In the figure above, calculate the DC output voltage VO , and the output noise voltage vo for two values of the load resistance.
1.For RL=2 kΩ , the value of VO (in Volts) is:
2.and the value of vo (in Volts, to at least 3 decimal places) is:
3.For RL=4 kΩ the value of VO (in Volts) is:
4.and the value of vo (in Volts, to at least 3 decimal places) is:
Now, we can insert a Zener diode into the circuit, as shown below. The Zener diode is a nonlinear device and a piecewise-linear approximation to its i-v characteristic is shown graphically below.
Again, we calculate vo (i.e. output noise) and VO (i.e. DC output voltage) for RL =2k Ω and RL =4k Ω for this new circuit.
Hint: Your first job here is to determine which of the three regions of the piecewise-linear characteristic of the Zener is the one containing the operating point: we suggest you sketch a load line, but be very careful about the signs. Once you have determined where the operating point is, you can model the Zener in the circuit with a series combination of an independent voltage source and a resistor.

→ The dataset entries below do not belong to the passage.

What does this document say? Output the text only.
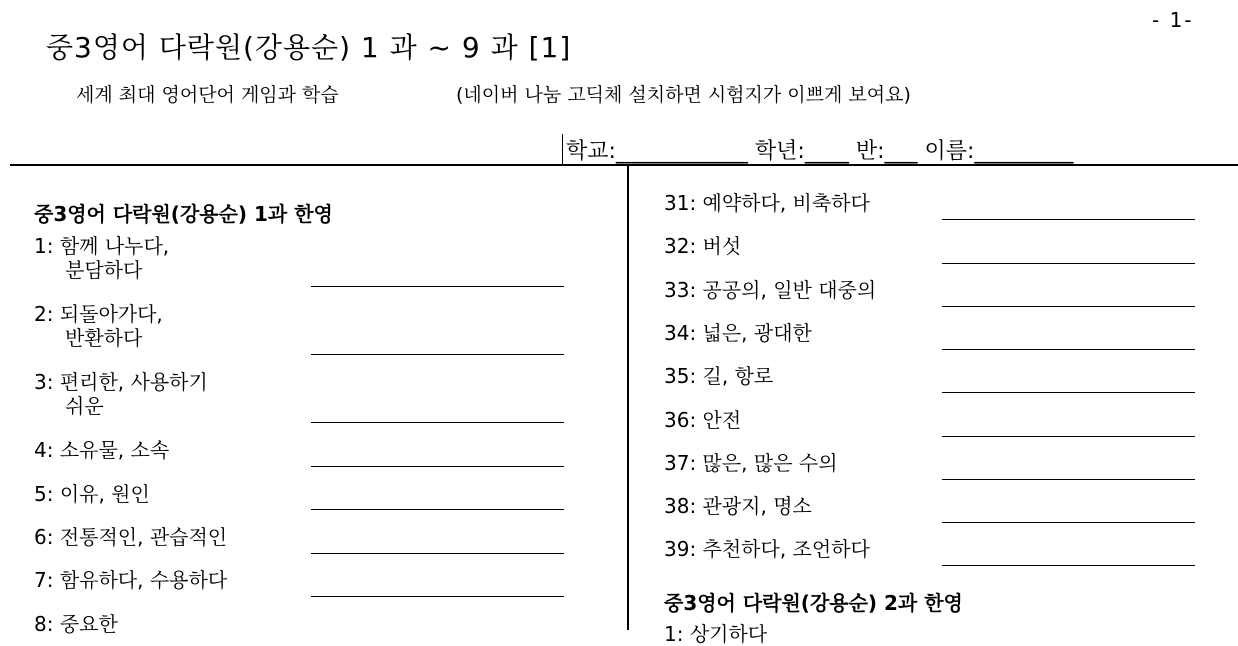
중3영어 다락원(강용순) 1 과 ~ 9 과 [1]
- 1-
세계 최대 영어단어 게임과 학습	(네이버 나눔 고딕체 설치하면 시험지가 이쁘게 보여요)
학교:____________ 학년:____ 반:___ 이름:_________
중3영어 다락원(강용순) 1과 한영
1: 함께 나누다,
분담하다
2: 되돌아가다,
반환하다
3: 편리한, 사용하기
쉬운
4: 소유물, 소속
5: 이유, 원인
6: 전통적인, 관습적인
7: 함유하다, 수용하다
8: 중요한
31: 예약하다, 비축하다
32: 버섯
33: 공공의, 일반 대중의
34: 넓은, 광대한
35: 길, 항로
36: 안전
37: 많은, 많은 수의
38: 관광지, 명소
39: 추천하다, 조언하다
중3영어 다락원(강용순) 2과 한영
1: 상기하다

5.For RL=2 kΩ the value of VO (in Volts) is:
6.And the value of vo (in Volts, to at least 5 decimal places) is:
7.For RL=4 kΩ the value of VO (in Volts) is:
8.And the value of vo (in Volts, to at least 5 decimal places) is:
9.What is the minimum value of RL , in Ohms, that guarantees that the circuit will operate this way?
July 28, 2020
We don't have the I-V curve approx. for the Zener diode. It probably give its Vz (at 1 mA in reverse) and the resistance value for that almost perpendicular segment which may be essential to solve the problem. Furthermore, that looks like a homework problem. Can't you sketch the circuit with the circuitlab simulator? You have a problem doing exactly that?
July 28, 2020
I agree completely with @vanderghast's comment :)
What have you tried already? Where exactly are you stuck?